We learned that the warrant was based on a phone call to a battered women's center by a woman calling herself "Sarah" and claiming that she and her children were being abused by her "husband" (physically and sexually). A Texas judge approved a warrant that sought not only "Sarah's" family, but all families in the compound, and seems to have given the authorities permission to also enter and seize evidence from the FLDS temple as well. So far, they haven't found their affiant "Sarah." Defense attorneys for the women and the children are seeking to toss out all of the evidence seized based on this inability to find the affiant and arguing that the warrant itself was overly broad on Fourth and First Amendment grounds.
Now we learn that Texas prosecutors are contemplating filing charges of bigamy against the women who admitted in the press that they practiced "plural marriage." My question on both matters is, what about the FLDS men? Were they arrested? Are they charged with anything yet?
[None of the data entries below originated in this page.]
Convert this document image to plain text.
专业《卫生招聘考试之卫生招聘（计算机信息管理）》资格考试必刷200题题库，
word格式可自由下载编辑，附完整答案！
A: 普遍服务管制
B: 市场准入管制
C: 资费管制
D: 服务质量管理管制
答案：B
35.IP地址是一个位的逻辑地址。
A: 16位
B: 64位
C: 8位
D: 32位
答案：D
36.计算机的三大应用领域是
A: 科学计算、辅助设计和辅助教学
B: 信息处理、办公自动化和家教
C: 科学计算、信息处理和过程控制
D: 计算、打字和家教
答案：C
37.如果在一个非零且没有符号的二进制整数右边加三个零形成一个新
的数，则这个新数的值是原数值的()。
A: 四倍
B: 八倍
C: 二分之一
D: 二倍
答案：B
So far, I haven't seen any reporting to suggest they have (but if so, please let me know).
Prosecuting the "wives" for bigamy without going after the "husbands" is like prosecuting the prostitutes for prostitution without doing the same for the Johns. Both the institution of "plural marriage" as practiced by the FLDS and the institution of prostitution are based on sexual exploitation of women and girls for the benefit of men.
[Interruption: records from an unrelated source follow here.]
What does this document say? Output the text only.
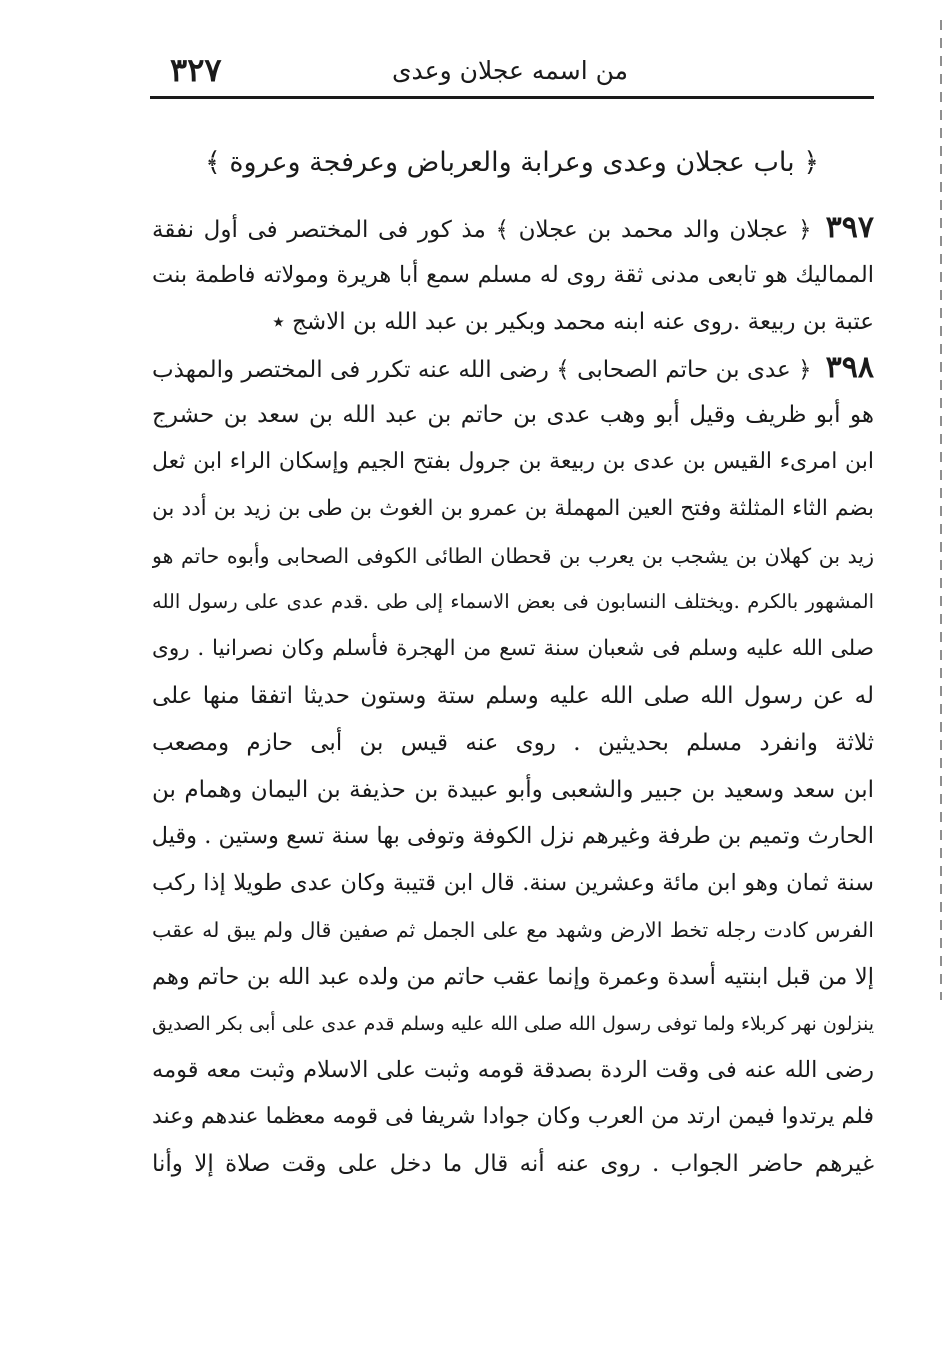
من اسمه عجلان وعدى
٣٢٧
﴿ باب عجلان وعدى وعرابة والعرباض وعرفجة وعروة ﴾
٣٩٧﴿ عجلان والد محمد بن عجلان ﴾ مذ كور فى المختصر فى أول نفقة
المماليك هو تابعى مدنى ثقة روى له مسلم سمع أبا هريرة ومولاته فاطمة بنت
عتبة بن ربيعة .روى عنه ابنه محمد وبكير بن عبد الله بن الاشج ٭
٣٩٨﴿ عدى بن حاتم الصحابى ﴾ رضى الله عنه تكرر فى المختصر والمهذب
هو أبو ظريف وقيل أبو وهب عدى بن حاتم بن عبد الله بن سعد بن حشرج
ابن امرىء القيس بن عدى بن ربيعة بن جرول بفتح الجيم وإسكان الراء ابن ثعل
بضم الثاء المثلثة وفتح العين المهملة بن عمرو بن الغوث بن طى بن زيد بن أدد بن
زيد بن كهلان بن يشجب بن يعرب بن قحطان الطائى الكوفى الصحابى وأبوه حاتم هو
المشهور بالكرم .ويختلف النسابون فى بعض الاسماء إلى طى .قدم عدى على رسول الله
صلى الله عليه وسلم فى شعبان سنة تسع من الهجرة فأسلم وكان نصرانيا . روى
له عن رسول الله صلى الله عليه وسلم ستة وستون حديثا اتفقا منها على
ثلاثة وانفرد مسلم بحديثين . روى عنه قيس بن أبى حازم ومصعب
ابن سعد وسعيد بن جبير والشعبى وأبو عبيدة بن حذيفة بن اليمان وهمام بن
الحارث وتميم بن طرفة وغيرهم نزل الكوفة وتوفى بها سنة تسع وستين . وقيل
سنة ثمان وهو ابن مائة وعشرين سنة. قال ابن قتيبة وكان عدى طويلا إذا ركب
الفرس كادت رجله تخط الارض وشهد مع على الجمل ثم صفين قال ولم يبق له عقب
إلا من قبل ابنتيه أسدة وعمرة وإنما عقب حاتم من ولده عبد الله بن حاتم وهم
ينزلون نهر كربلاء ولما توفى رسول الله صلى الله عليه وسلم قدم عدى على أبى بكر الصديق
رضى الله عنه فى وقت الردة بصدقة قومه وثبت على الاسلام وثبت معه قومه
فلم يرتدوا فيمن ارتد من العرب وكان جوادا شريفا فى قومه معظما عندهم وعند
غيرهم حاضر الجواب . روى عنه أنه قال ما دخل على وقت صلاة إلا وأنا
Some argue that polygamy is OK when the women consent to entering such relationships, just as some argue that sex-for-hire between two consenting adults should be legal. The trouble is that even if it was somehow possible to eliminate all the child marriages or child prostitutes, you still have consent problems with women that are under financial or sociological/cultural pressure to join such institutions.
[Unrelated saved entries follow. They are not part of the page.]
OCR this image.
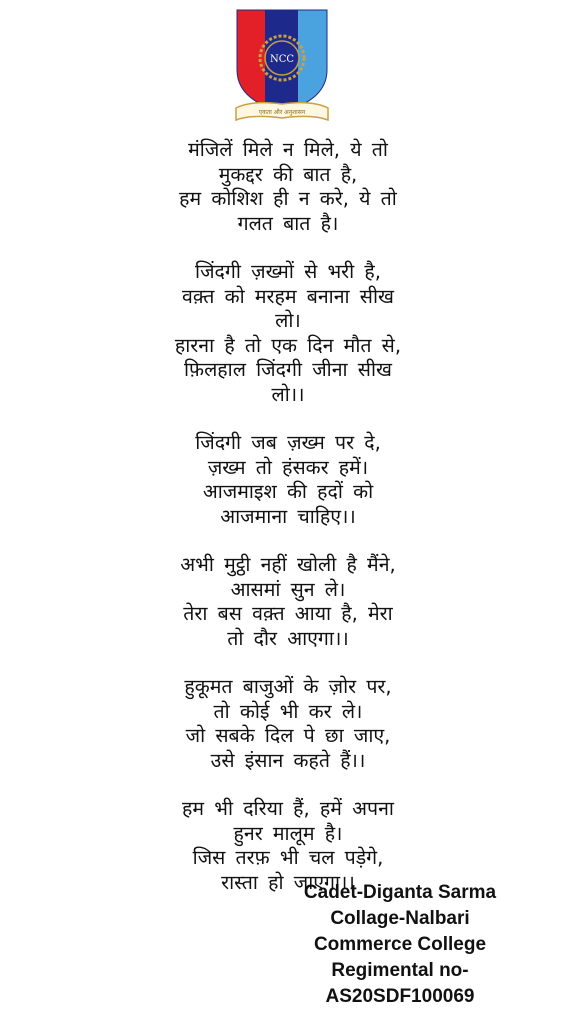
NCC
एकता और अनुशासन
मंजिलें मिले न मिले, ये तो
मुकद्दर की बात है,
हम कोशिश ही न करे, ये तो
गलत बात है।
जिंदगी ज़ख्मों से भरी है,
वक़्त को मरहम बनाना सीख
लो।
हारना है तो एक दिन मौत से,
फ़िलहाल जिंदगी जीना सीख
लो।।
जिंदगी जब ज़ख्म पर दे,
ज़ख्म तो हंसकर हमें।
आजमाइश की हदों को
आजमाना चाहिए।।
अभी मुट्ठी नहीं खोली है मैंने,
आसमां सुन ले।
तेरा बस वक़्त आया है, मेरा
तो दौर आएगा।।
हुकूमत बाजुओं के ज़ोर पर,
तो कोई भी कर ले।
जो सबके दिल पे छा जाए,
उसे इंसान कहते हैं।।
हम भी दरिया हैं, हमें अपना
हुनर मालूम है।
जिस तरफ़ भी चल पड़ेगे,
रास्ता हो जाएगा।।
Cadet-Diganta Sarma
Collage-Nalbari
Commerce College
Regimental no-
AS20SDF100069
I suspect that it will take years to resolve the FLDS raid, a problem that will be compounded by the fact that judges in Texas are popularly elected. If a judge tosses out the warrant or evidence or convictions of polygamists, they probably won't get re-elected, even if the U.S. Supreme Court ends up agreeing with such a judge.
There are no easy legal or sociological answers to either polygamy or prostitution, which is why officials have for decades taken a mostly hands-off approach to dealing with them. This post is intended as an invocation of discussion of the problems, not saying what is or isn't legal, proper, right, etc. But it is a discussion worth having.
Some Mormons, especially those with polygamist ancestors, feel conflicted as they watch Texas authorities separate FLDS families on the basis of alleged abuse.
They don't support the practice of polygamy today, yet these Latter-day Saints see the faces of their great-grandparents in the FLDS women and children.
A Dan Jones & Associates poll of 314 people reported in the LDS Church-owned Deseret Morning News revealed that 31 percent of Utahns believe Texas authorities were definitely justified in removing the children and another 31 percent believed the actions were probably justified; 13 percent of those polled believed the actions were probably not justified and 6 percent said they were definitely not justified. The poll has a margin of error of 5.7 percentage points.